Bedridden for 15 years since she was resuscitated after she stopped breathing, Schiavo now breathes but is incapable of communicating or eating or drinking on her own. Her persistent vegetative state puts one in mind of the final stages of Alzheimer's disease, except that it can last for decades. Whether she can experience the simplest emotion is now the purview of politics, not medicine.

Schiavo's parents stand on one side of the gulf, demanding that she be kept alive by a tube that puts nourishment directly into her stomach. Her husband, whose motives the parents question constantly, says she would not have wanted to live in this dark twilight between physical life and humanity.

In law, a spouse's decisions about care of a mentally incompetent patient have long trumped parents'.

The praying, chanting protesters outside the Florida hospital where this drama plays out are a hint that this is the new front in what began as the abortion war, an effort to translate religious dogma into law under the right-to-life banner.

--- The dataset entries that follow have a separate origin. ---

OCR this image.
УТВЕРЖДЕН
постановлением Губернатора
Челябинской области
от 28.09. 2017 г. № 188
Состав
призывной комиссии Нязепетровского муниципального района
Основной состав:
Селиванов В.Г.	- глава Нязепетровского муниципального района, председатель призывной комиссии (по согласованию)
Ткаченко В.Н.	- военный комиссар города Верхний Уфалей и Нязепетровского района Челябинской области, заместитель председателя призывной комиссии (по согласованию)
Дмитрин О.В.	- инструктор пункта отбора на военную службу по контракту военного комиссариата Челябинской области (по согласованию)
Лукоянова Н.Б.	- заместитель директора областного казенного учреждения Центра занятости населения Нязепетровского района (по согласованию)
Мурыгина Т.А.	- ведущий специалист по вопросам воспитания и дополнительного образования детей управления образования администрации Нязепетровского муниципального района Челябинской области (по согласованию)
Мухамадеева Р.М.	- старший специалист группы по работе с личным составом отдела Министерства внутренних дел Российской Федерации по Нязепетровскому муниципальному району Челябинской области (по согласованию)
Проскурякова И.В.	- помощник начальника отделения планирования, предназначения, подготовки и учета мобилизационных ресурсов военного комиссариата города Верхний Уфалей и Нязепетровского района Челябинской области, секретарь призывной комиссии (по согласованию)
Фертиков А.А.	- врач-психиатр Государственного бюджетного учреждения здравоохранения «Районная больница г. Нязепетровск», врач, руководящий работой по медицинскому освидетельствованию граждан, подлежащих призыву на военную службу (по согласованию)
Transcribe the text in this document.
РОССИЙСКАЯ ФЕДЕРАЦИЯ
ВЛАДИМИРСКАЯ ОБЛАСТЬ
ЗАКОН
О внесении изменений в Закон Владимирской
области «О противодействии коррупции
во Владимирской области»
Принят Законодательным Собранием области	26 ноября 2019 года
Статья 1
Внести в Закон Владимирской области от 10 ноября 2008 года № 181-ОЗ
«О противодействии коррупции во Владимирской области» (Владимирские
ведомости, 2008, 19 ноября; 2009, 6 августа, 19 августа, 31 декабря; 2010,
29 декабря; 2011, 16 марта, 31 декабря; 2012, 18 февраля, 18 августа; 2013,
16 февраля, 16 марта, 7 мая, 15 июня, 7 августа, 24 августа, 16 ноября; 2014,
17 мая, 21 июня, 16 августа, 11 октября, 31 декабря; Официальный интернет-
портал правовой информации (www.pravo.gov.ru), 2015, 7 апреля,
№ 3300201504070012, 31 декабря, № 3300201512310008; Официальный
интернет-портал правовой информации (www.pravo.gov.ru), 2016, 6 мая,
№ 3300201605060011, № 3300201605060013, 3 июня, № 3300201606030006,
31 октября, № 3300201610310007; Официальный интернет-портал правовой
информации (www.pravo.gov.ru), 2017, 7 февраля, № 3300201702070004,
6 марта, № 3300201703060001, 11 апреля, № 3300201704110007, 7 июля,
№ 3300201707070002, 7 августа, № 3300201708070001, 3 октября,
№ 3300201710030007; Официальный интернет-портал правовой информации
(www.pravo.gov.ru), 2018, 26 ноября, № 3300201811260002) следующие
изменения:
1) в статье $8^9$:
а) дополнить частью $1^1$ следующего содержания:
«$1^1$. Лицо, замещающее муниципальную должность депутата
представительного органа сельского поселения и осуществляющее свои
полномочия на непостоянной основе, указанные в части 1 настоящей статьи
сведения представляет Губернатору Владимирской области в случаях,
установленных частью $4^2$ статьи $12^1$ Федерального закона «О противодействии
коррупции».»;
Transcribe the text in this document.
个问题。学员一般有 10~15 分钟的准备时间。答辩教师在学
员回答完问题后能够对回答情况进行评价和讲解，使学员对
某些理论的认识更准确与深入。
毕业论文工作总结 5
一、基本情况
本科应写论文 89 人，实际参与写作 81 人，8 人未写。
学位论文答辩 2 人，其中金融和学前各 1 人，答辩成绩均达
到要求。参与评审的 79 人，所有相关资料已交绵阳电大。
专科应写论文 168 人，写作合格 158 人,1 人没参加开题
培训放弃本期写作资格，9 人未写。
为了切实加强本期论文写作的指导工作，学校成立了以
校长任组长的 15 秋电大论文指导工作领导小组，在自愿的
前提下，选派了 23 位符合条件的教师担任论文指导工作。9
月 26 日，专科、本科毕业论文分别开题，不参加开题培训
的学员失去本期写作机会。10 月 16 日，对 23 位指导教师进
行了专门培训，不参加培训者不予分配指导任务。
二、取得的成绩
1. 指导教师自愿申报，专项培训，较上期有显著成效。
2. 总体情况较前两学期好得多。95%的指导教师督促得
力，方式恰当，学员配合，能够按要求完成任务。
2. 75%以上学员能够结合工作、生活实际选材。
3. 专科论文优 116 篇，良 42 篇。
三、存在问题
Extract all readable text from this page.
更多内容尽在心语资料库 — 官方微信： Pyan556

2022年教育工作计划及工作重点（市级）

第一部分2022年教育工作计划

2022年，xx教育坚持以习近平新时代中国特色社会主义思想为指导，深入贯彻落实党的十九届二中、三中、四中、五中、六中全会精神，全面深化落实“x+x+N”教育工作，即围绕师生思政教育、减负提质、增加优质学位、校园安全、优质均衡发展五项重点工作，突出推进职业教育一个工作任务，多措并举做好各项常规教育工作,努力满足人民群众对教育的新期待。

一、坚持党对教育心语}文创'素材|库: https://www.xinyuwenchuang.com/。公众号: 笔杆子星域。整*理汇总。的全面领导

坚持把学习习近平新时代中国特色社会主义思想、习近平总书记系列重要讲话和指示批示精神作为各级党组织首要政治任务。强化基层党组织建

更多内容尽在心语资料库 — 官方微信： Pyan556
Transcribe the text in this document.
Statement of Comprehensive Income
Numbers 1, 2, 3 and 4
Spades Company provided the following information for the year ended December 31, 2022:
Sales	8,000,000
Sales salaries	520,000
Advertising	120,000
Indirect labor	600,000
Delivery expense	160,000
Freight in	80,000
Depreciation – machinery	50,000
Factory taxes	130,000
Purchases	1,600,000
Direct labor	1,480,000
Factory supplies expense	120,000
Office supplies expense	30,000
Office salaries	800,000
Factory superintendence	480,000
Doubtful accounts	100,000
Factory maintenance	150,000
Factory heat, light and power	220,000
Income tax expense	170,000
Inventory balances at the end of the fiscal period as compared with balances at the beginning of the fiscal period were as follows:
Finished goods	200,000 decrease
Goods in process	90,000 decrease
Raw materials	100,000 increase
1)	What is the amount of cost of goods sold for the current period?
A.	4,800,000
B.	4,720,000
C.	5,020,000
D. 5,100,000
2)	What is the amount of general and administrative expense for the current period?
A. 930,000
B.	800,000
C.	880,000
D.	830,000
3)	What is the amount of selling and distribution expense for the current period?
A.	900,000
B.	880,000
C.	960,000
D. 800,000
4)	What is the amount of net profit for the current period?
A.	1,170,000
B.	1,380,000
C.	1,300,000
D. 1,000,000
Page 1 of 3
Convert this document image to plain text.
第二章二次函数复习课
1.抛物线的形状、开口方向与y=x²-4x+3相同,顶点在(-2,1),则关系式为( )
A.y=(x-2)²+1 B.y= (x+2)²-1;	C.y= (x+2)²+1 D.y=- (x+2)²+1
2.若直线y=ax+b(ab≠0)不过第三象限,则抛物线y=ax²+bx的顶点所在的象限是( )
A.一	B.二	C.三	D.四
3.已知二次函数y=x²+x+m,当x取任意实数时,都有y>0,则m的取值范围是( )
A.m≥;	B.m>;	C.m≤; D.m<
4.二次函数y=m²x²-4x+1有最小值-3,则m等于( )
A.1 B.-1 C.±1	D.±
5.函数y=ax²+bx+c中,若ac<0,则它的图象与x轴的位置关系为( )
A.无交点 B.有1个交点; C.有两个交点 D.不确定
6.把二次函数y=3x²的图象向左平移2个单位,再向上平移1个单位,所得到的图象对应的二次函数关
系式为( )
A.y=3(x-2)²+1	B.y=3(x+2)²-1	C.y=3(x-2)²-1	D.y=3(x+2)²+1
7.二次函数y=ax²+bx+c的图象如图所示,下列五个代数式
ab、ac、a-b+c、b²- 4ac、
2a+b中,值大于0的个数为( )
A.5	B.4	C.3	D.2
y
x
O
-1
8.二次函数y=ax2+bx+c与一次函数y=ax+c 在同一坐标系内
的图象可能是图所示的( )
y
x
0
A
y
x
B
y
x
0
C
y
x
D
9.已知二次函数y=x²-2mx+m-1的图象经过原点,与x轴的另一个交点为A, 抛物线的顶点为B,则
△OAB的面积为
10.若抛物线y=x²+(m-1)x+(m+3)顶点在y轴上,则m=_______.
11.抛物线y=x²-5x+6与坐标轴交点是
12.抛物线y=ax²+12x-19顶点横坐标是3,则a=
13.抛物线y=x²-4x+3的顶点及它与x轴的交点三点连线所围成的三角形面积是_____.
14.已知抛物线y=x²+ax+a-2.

The feeding tube removed Friday at the order of a Florida state judge is not high medical technology. There are some people, children and adults alike, who may live nearly ordinary lives despite being forced to feed themselves or be fed through a tube because of other medical conditions. The line on removing such a tube is not as bright as removing a patient clearly at the end of life from artificial breathing or a heart machine. Ethical questions surrounding a case like Schiavo's are blurry and difficult, evidenced by the years of waiting and hoping for a miracle that have passed since she collapsed.

This case, headed like a bullet to the Supreme Court, must have most of the justices wishing for a Kevlar vest. The case is a marker for other battles — about medical assistance in ending a terminally ill life, as in the much-fought Oregon law and a similar proposal working its way through the California Legislature. About the rights of gay couples to assume spousal rights in medical decisions. Most painfully, about abortion.

Federal judges, regarded with contempt by moral conservatives on other issues, are being dragged into another swamp. No decision they make in the Schiavo case and those certain to follow can be the right one.